Chronique de Bourganeuf #1 - "Langue de velours"

Chronique labiale concernant Armand T. (d’Ambazac) racontée par lui-même Chapitre I - « Langue de Velours » ∗∗∗ INTERDIT AUX MINEUR(E)S — RÉSERVÉ AUX HABITANTS DU HAUT-LIMOUSIN

Un jour, Karina (du Babel Grill) m’aperçut alors que je vaquais sur le bitume. Elle me héla vertement : « Armand T., attention ! Tu fonces droit dans le mur. »
Aussi sec, j’ai répondu : « Kess que ça peut te foutre ? On baise ensemble, peut-être ? Hein ? Karina ? »
Elle a hoché la tête. À cette époque ensoleillée, face à l’entrepôt de la grande halle aux vêtements, elle portait un débardeur bleu ciel, des sandalettes en faux cuir de buffle de Tanzanie, une jupe en daim de Rambouillet, fendue sur le côté droit. Karina – en tout cas, c’est ce qu’on racontait à son sujet – appréciait à leur juste valeur les hommes mûrs avec moustache, au teint olivâtre, aux fesses musculeuses et au pénis courbe. Sans me vanter, je bénéficiais d’au moins une de ces spécificités. C’est sans doute pour cette raison qu’elle me lança, bravache : « Non, mais ça peut se concevoir. »
Comme je ne répondais pas, elle ajouta avec une certaine nervosité : « Kess que t’en dis ? Tu te sens d’attaque pour monter la bête, hein ?
— Oh, moi, tu sais, les histoires de donzelles et de queues recourbées…
— Quoi ?
— T’as très bien compris.
— Mais enfin, kess que tu racontes ! Je comprends pas, j’te jure, minauda-t-elle.
— Bon, moi, je te dis que ma queue, elle est pas si courbe que ça.
— Ah bon ? (D’abord déçue, elle se ressaisit très vite.) D’accord, mais t’as au bas mot cinquante-cinq balais brosses. En plus, t’as le teint drôlement olivâtre.
— Ah ouais, ça, c’est vrai.
— Alors ?
— Alors, j’dis pas.
— On y va, alors. Kess que tu veux faire, Armand T. ? »
Je fis semblant de réfléchir, avant de répondre en souriant : « Ben, si ça te dérange pas trop, direction le trou à balle. Ça te dirait ?
— Faut voir, j’veux pas trop d’emmerdes après… (Je lui fis part de mon étonnement.)  Ben, elle est peut-être pas bien courbe, mais, toutes ici-bas, toutes autant qu’on soit, on sait parfaitement qu’elle en impose, si tu vois ce que je suggère de la sorte. »

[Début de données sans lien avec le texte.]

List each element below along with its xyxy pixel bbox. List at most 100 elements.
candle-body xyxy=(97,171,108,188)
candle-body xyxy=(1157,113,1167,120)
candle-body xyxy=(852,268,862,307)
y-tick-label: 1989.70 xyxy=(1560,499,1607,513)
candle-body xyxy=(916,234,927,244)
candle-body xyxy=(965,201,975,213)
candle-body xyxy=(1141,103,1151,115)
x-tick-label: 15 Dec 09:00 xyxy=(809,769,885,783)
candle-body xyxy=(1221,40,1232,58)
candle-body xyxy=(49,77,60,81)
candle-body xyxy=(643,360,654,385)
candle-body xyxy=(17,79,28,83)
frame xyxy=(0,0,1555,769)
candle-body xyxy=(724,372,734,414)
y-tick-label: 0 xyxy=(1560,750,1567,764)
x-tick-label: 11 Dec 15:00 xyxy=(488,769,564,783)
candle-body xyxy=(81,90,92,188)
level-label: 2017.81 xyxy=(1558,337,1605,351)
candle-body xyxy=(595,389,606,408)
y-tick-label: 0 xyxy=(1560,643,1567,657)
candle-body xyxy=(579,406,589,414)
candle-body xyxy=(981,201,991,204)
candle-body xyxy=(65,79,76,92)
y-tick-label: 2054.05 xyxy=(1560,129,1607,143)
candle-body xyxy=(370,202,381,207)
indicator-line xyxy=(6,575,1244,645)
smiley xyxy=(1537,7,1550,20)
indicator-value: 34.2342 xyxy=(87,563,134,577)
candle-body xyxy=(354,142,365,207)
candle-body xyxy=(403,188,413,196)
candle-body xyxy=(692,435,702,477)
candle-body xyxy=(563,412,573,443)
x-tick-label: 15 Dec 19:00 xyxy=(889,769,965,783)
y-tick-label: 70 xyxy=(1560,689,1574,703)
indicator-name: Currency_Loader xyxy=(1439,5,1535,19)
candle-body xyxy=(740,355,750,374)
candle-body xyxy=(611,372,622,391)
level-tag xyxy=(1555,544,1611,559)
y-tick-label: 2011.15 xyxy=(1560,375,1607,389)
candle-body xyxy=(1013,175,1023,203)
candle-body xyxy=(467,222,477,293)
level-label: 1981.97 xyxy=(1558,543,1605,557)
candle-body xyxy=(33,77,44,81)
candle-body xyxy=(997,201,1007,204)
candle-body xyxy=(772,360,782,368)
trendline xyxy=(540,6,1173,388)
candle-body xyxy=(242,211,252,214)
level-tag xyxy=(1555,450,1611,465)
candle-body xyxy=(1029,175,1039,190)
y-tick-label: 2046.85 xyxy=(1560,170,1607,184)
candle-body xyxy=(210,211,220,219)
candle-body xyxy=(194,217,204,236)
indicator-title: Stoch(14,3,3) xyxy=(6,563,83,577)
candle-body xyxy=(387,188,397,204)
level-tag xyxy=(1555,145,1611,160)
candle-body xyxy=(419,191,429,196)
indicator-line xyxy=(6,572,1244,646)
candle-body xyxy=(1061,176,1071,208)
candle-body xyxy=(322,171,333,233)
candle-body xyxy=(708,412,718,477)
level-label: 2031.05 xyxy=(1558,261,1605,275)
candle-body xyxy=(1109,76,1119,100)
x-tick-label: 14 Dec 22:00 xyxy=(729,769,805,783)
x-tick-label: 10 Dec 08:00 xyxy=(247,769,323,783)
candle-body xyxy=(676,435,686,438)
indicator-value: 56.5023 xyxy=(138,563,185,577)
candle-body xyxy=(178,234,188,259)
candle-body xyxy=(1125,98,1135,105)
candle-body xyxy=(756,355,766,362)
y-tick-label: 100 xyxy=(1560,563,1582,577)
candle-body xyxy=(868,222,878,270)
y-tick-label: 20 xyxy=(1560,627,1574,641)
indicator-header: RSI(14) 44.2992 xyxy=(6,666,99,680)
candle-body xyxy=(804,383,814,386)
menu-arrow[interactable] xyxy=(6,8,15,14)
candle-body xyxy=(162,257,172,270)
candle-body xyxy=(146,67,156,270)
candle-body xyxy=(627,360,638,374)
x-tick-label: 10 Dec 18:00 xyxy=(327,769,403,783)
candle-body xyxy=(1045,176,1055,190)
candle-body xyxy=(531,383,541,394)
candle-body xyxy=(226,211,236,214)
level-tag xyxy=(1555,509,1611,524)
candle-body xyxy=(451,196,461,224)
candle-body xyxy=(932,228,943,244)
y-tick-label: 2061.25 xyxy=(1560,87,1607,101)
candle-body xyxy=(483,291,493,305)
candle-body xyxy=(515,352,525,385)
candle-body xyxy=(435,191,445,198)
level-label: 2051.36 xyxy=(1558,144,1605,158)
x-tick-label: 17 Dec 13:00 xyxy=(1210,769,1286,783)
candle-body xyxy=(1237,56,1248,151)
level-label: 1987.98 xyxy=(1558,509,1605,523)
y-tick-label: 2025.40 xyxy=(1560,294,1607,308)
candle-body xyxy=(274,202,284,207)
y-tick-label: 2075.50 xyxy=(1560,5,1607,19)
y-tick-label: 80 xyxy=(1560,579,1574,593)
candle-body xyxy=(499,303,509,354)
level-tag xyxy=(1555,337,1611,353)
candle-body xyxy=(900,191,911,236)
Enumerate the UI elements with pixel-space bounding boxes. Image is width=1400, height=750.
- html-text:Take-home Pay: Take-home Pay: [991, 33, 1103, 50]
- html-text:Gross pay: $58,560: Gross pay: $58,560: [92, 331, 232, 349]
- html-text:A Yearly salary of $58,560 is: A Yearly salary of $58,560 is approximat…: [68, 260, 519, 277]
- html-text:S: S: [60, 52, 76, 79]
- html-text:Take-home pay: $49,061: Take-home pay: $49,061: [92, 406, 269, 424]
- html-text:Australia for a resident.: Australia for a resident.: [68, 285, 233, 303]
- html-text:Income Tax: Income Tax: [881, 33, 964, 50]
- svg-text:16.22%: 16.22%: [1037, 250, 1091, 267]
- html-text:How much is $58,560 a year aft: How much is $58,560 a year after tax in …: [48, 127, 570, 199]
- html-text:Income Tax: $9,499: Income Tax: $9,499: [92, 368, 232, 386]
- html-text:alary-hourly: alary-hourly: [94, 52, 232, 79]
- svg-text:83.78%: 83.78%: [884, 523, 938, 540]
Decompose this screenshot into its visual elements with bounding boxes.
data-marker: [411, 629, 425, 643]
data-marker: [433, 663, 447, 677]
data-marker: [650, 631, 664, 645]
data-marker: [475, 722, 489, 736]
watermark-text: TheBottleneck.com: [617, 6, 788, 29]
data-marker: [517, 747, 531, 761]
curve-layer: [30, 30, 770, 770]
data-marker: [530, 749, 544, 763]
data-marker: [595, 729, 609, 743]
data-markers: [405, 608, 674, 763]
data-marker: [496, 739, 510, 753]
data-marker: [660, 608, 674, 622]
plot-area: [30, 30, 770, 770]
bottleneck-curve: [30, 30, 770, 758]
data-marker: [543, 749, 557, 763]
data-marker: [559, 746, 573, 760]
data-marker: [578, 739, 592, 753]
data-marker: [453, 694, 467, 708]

Je réagis aussitôt : « Mais t’inquiète donc pas pour ça. Je sais y faire, quand même.
— C’est ce qu’un jour, quelqu’un m’a dit, en effet.
— Ah bon, qui ça ?
— Je crois bien que c’était le Frédo (de Guéret) », avant d’ajouter, la mine maussade : « Oh, celui-là, j’ai jamais trop voulu lui sucer le pouce.
— Comment ça ?
— Je sais pas trop, des fois, j’lui trouve un air vicieux.
— Fredo, un vicieux ? Attends, lui, il peut te lécher un bouton de rose pendant des heures. C’est le spécialiste de ce genre de truc sur la place de Guéret. Tu savais pas ? Parole, c’est une vraie langue de velours. Paraîtrait qu’il œuvre dans de la dentelle purpurine.
— Non…. Meeerde…
— Eh oui… Bon, on y go ? »
Elle fit la moue, se grattant le haut de la cuisse dénudée. « Hé, zut ! Attends, Armand T., je me souviens, je devais peut-être lui passer un coup de fil, aujourd’hui même.
— Au Fredo ? »
Elle acquiesça et s’éloigna vers le rond-point, portant son smartphone à l’oreille. Tout d’un coup, je me sentis encore plus seul et encore bien plus con. Arrivant à sa hauteur, une Peugeot klaxonna pour éviter qu’elle ne s’engage imprudemment sur la chaussée. L’œil rivé sur son écran, elle leva à peine la tête, attendant avec anxiété que Fredo décroche.